After DeepMind's AlphaStar announcement, critical discussion focused on the system's sometimes seemingly superhuman click-rate (see threads on Hacker News, LessWrong and the Reddit AMA with Oriol Vinyals, David Silver, TLO and MaNa).
As one redditor put it:
Statistics aside, it was clear from the gamers', presenters', and audience's shocked reaction to the Stalker micro, all saying that no human player in the world could do what AlphaStar was doing. Using just-beside-the-point statistics is obfuscation and an avoiding of acknowledging this.
AlphaStar wasn't outsmarting the humans—it's not like TLO and MaNa slapped their foreheads and said, "I wish I'd thought of microing Stalkers that fast! Genius!"
This figure is what DeepMind revealed.
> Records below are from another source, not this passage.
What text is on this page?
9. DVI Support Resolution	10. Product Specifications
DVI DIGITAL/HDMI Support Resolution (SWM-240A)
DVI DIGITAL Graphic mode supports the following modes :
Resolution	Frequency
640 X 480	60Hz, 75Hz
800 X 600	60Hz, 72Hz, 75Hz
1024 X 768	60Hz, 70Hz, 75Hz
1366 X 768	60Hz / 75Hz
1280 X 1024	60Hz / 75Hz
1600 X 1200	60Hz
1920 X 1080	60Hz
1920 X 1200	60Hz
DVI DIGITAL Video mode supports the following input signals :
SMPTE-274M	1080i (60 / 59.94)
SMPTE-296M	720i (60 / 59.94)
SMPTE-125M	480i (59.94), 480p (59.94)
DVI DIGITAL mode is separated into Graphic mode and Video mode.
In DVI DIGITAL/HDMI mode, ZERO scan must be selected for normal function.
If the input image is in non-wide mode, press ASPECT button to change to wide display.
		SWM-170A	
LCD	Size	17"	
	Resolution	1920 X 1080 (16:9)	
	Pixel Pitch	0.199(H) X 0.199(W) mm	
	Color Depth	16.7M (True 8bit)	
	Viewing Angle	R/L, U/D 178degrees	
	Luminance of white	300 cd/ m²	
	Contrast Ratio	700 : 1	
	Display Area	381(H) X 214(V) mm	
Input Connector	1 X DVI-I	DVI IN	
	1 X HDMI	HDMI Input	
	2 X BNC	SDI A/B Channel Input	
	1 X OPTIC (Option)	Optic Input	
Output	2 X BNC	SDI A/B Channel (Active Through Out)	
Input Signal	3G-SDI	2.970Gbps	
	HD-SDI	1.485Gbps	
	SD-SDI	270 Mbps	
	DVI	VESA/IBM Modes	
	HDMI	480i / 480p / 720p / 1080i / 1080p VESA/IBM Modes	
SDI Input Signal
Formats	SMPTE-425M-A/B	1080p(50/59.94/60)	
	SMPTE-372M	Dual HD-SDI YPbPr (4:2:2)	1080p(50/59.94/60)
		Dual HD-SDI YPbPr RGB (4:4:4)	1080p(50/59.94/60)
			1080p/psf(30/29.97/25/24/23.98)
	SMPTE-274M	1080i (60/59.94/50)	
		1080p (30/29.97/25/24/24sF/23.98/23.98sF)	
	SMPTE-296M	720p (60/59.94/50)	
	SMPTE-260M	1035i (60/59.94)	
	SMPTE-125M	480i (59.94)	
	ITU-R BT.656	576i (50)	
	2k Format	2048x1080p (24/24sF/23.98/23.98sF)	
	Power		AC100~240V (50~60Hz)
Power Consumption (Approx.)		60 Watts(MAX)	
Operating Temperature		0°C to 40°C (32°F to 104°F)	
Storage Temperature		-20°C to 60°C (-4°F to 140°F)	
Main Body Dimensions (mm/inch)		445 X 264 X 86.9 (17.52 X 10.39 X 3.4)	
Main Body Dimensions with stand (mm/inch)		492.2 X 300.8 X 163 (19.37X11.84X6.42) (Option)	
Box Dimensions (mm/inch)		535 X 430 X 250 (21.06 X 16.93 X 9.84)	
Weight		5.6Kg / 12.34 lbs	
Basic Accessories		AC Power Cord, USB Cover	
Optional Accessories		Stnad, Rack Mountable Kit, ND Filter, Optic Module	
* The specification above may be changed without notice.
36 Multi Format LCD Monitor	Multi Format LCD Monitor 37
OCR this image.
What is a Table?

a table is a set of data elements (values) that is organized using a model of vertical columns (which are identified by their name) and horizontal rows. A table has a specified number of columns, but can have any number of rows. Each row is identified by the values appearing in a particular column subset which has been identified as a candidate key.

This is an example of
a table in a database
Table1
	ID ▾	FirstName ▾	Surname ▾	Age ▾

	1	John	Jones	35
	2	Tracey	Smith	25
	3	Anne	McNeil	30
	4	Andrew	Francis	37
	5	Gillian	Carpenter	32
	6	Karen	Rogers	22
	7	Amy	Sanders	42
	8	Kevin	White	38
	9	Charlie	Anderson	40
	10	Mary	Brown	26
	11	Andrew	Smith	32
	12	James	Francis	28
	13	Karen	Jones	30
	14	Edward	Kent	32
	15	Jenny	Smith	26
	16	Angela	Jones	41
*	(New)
Many have argued that the yellow distribution (TLO's APM) is potentially misleading, and the other two distributions reveal a more accurate picture, with a seemingly normal distribution for MaNa, but a very long tail of APMs for AlphaStar.
In particular, the claim is that AlphaStar's move accuracy likely did not deteriorate with increased click-rate to the same extent as human accuracy. For example, the huge peak for TLO seems attributable to him not playing his standard race, resulting in a large amount of desperate, non-useful clicks (as well as possibly using a repeater keyboard).
We can try to make sense of the discussion and update on what this limitation really means, by asking:
By the end of 2019, will there be a published AI system -- with performance (roughly) at least as good as the AlphaStar that defeated TLO and MaNa, and hard-coded knowledge (roughly) no greater than AlphaStar -- whose APM distribution has a tail comparable to human players?
A "published" system is one described in a credible blog post, pre-print, peer-reviewed paper, or similar.
A "a tail comparable to humans players" is quite vague, as I don't want to end up with an ambiguous resolution by too narrowly constraining what possible APM restrictions might look like. Feedback on improving this resolution condition is appreciated.